From this Blue Box, I have added some old ‘new’ units for skirmishes including a unit of Peter Laing 15mm English Civil War Pikemen to complete a ‘White Company’ with a flag, an officer and the pike half of the unit for the first time.
I started painting this unit in the mid 1980s. They are now finally based and equipped with pikes.
Finally based about 35 years after being painted …
The Blue Box was one source of unfinished figures. Another source of figures was a box where I stored random figures from job lots bought over the years, whilst searching for Peter Laing figures.
Some of these job lots were figures that were sold as painted scrap which I have turned into units from some ImagiNations ‘Forgotten Minor States‘ in Europe of the 18th and 19th century.
Many of these Forgotten Minor States (FMS) ‘existed’ as small Principalities and Dukedoms along the Alpen fringes such as Pompomerania, Higher Plumea, Reissenshein, Verdigris, Weissenstein, Gelbania, Hesseansachs, Thyer Brigadia and then some were larger countries such as Bleudelys, Uwessae, Great Butlinnia and Hibernia.
One of my favourite small FMS units, some of the Volunteer Militia of Thyer Brigadia
Stray figures can be allotted to these units as they appear, allotted by colour and head gear. You can see these scratch 15mm national units here:
Amongst the remaining 15mm Napoleonic scrap figures were a handful of painted and unpainted scrap American Civil War type figures from various makers in mixed uniforms. I based and painted these in grey as Confederates, generic rebels or Revolutionaryforces. They have improvised themselves a dramatic Revolutionary flag.
Broken figures made a scratch rebel gun crew, using a cannon from the Napoleonic Risk board game.
Another ‘unaligned nation’ that can provide a threat or an enemy for any of these FMS Forgotten Minor States forces are a small number of 15mm painted colourful pirates of mixed makers found amongst job lots of 15mm figures.

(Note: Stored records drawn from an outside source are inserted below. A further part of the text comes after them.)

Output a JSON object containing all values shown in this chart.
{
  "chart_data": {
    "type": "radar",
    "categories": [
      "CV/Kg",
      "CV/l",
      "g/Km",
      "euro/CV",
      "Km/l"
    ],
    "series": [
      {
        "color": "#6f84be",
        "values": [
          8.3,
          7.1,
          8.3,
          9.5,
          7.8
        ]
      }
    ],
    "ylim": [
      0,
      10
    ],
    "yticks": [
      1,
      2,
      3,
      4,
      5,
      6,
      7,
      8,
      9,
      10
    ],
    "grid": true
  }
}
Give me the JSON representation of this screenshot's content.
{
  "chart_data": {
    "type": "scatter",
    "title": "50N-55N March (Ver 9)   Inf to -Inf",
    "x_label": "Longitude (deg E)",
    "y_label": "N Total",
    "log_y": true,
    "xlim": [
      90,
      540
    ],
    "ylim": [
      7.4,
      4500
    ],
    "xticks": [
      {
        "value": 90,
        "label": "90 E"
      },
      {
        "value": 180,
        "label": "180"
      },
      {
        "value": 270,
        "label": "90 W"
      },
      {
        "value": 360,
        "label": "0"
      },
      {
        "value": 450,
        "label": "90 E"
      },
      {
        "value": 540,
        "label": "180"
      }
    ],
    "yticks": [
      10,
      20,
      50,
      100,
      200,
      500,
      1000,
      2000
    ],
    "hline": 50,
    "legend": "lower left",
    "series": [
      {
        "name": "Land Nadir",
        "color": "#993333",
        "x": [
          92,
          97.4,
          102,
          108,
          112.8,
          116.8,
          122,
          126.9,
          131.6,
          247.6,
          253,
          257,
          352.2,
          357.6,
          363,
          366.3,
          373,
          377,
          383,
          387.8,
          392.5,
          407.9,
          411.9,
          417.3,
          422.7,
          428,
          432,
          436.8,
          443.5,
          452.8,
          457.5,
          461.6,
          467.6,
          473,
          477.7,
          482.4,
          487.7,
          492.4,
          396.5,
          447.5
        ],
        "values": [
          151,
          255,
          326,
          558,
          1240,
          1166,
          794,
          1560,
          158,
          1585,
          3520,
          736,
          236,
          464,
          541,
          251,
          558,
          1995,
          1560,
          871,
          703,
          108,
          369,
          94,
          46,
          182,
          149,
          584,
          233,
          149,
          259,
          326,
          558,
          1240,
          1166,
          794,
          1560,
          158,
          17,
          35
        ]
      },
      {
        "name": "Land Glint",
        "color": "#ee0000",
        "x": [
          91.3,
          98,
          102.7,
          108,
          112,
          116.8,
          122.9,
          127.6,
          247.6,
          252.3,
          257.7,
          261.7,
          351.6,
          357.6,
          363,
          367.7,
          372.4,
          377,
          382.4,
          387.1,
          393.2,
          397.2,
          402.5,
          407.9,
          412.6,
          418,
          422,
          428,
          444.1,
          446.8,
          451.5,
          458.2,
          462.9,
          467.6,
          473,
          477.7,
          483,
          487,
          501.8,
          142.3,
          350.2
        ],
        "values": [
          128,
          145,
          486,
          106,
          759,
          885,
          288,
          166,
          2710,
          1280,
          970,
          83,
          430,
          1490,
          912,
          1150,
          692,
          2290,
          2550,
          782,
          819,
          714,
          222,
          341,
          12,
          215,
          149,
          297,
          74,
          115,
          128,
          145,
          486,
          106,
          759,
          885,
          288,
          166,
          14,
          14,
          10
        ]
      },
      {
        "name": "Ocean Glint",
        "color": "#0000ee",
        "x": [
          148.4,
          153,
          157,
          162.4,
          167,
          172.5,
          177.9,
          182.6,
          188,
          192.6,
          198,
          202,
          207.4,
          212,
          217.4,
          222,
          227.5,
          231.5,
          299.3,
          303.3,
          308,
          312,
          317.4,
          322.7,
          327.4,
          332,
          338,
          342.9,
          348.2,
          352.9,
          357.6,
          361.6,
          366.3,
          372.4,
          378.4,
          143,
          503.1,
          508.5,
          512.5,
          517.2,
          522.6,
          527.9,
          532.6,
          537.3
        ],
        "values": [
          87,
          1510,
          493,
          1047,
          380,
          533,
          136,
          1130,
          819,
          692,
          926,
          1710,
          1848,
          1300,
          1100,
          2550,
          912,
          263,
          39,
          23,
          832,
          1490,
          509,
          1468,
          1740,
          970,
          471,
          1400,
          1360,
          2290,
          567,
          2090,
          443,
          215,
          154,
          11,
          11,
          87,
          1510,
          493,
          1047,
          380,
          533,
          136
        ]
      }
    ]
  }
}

Some guerrilla or sailor looking types in white shirts with muskets or rifles are generically useful.
Hopefully who ever painted these pirates, game worn as they now are, would be pleased to know that they are based and back in use.
Amongst the pirates were lots of unpainted Tricorne figures with short muskets or carbines that could make a scratch unit of Redcoats or Preventive or Excise Men, the Riding Men or Dragoons. Not sure who made these 15mm figures.
These could double up for Close Wars type French Indian Wars skirmishes against natives in the forests of America.
No messing around with painting turnbacks, cuff or tricorne lace at 15mm scale. These are practical Redcoats roughing it in the forest wilds or along the cliffs and coast searching for Natives or Wreckers.
These have just come off the painting table, leaving some Jacklex ACW 20mm command figures from Christmas waiting their turn at the moment.
This portable Port, pirates and Redcoats was partly inspired by finding a Murray King postcard of Cornish Wreckers bought on a seaside trip a year or two ago. Redcoats! Smugglers! Wreckers!
Pirates and Preventive Men of the Customs and Excise need a port and this gave me a chance to use some wooden block scraps and wooden buildings from Christmas adapted into warehouses.
Ports need protection and sailors need proper lighthouses to avoid the false lights of the wreckers, so a craft shop lighthouse was added in wartime grey.
Coastal protection requires a Martello Tower for which the scraps and recycling box provided the materials. See how I made this in more detail at
Keeping watch towards the disputed border, the Jagers of this watchtower scan the forest edges. These are the Jagers or border patrol for the Duchy of Reissenshein, that Forgotten Minor State of forest and mountains.